Abstract

This paper provides the first detailed sedimentological facies analyses of a Lower Beaufort (Upper Permian) Gondwana sequence from Mt. Chombe are in northern Malawi. Approximately 300 m of undeformed non-marine mudstones, siltstones and sandstones are preserved in isolated grabens, exposed along the Mzuzu-Karonga Highway where it crosses the Lake Malawi escarpment.
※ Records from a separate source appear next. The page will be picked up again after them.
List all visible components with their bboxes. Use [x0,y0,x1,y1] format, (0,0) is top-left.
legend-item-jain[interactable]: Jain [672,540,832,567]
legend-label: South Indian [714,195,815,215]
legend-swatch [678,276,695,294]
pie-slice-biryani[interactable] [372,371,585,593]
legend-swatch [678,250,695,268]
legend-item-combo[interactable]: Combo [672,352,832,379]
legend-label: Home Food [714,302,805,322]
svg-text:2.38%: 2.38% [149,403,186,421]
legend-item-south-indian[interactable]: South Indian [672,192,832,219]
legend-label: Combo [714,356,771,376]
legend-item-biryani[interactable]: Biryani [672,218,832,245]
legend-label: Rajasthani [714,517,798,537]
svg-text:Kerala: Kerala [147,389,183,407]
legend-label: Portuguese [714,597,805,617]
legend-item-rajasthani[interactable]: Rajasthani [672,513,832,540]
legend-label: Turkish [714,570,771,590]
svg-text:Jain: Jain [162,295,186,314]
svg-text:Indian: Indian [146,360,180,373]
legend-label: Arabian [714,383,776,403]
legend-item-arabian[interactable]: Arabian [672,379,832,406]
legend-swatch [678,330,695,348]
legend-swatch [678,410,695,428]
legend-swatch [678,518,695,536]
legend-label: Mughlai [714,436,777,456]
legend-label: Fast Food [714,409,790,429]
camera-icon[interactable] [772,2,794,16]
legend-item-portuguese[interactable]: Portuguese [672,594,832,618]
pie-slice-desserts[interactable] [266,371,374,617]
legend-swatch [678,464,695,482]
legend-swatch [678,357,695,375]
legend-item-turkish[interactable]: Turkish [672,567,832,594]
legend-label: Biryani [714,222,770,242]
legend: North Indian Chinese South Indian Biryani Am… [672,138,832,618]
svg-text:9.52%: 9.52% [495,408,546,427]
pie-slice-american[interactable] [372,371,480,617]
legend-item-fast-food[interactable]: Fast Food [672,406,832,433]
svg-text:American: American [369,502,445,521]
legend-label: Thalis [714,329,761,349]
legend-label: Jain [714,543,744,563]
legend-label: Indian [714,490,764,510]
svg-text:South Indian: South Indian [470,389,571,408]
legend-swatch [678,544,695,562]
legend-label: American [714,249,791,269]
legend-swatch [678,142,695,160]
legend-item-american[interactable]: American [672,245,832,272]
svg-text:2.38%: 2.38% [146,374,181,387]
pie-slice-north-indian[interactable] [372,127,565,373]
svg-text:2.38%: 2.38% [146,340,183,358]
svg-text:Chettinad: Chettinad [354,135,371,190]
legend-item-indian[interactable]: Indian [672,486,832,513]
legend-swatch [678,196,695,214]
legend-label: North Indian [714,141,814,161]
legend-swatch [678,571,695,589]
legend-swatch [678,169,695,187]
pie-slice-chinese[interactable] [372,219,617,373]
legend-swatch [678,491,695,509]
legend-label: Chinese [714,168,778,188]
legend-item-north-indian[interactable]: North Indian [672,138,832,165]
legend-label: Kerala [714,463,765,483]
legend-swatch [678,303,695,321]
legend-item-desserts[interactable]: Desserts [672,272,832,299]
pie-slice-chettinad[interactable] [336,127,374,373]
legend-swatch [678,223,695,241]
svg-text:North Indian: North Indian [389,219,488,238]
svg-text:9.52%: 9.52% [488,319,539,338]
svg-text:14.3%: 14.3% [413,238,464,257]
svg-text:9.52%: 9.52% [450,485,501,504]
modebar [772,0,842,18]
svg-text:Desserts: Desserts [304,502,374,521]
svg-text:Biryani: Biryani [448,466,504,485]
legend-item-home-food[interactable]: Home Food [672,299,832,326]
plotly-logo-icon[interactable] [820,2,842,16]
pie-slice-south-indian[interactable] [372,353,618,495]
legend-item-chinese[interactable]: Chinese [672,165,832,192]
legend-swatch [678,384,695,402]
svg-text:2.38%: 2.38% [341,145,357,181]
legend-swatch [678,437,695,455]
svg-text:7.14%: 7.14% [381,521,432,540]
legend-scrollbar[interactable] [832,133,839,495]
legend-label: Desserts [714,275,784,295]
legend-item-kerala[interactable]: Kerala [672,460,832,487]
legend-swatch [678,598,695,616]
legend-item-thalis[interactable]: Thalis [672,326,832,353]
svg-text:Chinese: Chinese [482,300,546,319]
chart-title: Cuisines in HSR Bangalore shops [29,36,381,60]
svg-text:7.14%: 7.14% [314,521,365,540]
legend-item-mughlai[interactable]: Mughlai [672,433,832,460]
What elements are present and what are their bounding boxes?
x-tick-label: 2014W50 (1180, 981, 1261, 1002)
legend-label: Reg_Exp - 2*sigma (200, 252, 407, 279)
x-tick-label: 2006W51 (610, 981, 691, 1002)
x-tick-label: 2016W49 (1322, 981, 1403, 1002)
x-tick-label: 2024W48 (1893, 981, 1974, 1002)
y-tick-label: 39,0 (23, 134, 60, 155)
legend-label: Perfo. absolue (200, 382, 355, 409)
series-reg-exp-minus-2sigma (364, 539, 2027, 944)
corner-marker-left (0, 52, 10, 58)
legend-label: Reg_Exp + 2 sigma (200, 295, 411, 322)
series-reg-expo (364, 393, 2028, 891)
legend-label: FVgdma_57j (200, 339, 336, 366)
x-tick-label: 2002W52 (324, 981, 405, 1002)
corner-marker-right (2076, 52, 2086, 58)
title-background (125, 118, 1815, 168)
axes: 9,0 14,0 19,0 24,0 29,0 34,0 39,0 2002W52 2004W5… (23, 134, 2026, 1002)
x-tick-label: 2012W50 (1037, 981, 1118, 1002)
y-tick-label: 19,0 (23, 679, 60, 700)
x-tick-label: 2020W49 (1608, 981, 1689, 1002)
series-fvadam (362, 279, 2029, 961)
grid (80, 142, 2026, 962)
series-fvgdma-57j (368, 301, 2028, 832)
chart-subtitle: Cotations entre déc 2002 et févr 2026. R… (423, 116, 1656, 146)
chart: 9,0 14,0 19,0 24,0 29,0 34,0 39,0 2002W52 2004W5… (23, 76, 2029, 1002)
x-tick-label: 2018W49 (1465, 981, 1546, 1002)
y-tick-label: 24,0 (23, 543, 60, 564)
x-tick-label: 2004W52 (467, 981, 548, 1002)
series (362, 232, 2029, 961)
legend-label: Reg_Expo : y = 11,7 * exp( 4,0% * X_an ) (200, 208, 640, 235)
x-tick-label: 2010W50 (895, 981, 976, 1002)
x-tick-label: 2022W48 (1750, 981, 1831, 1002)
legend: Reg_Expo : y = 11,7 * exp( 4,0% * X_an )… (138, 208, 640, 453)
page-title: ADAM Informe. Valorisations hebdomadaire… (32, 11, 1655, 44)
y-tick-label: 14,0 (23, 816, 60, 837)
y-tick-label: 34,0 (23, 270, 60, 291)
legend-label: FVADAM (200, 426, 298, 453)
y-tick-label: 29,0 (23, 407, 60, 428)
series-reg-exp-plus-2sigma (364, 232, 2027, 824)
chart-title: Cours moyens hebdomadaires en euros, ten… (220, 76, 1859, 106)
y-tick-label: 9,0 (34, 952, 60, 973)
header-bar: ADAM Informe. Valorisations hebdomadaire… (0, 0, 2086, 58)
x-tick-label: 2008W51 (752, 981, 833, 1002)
Five lithofacies are distinguished: (A) finely-laminated paper shales and muddy siltstones deposited in lakes with anoxic bottom waters, (B) massive, muddy siltstones and siltstones deposited in oxic lake waters, (C) thinly-bedded, horizontally stratified siltstones from episodic sheet flows into a lake, (D) cross-stratified and flaser-bedded siltstones and sandstones of higher energy lake environments, and (E) massive and cross-bedded, coarse-grained sandstones with small channels and intraformational pebble layers interpreted as marginal lacustrine deposits. New dates by pollen indicate an uppermost Permian interval. The whole sequence appears to have been deposited in a large shallow lake complex as none of the strata displays subaerial features such as desiccation cracks, pedogenesis, or rootlets. All facies are reworked as is also suggested by the lack of in-situ faunal or floral remains. Organic matter is mainly land-derived although some algal-dominated intervals occur. Clastic mineralogy is immature, uniform and dominated by feldspar and quartz. Clay minerals include smectite, kaolinite and illite. Carbonate contents greater than 5% and up to 40% are taken as an evidence of periods of authigenic precipitation in a freshwater lake setting. The Mt. Chombe sequence is lithologically similar, but differs in significant sedimentology aspects from equivalent sequences in the adjacent Luwanga and Ruhuhu Basins where sub-aerial deposition has been reported. Although all three basins are part of a stable, cratonic palaeoenvironment, the absence of the Lower Permian Upper Coal Measures from Karoo sequences in northern Malawi is taken as evidence of some syndepositional topographic relief in the region.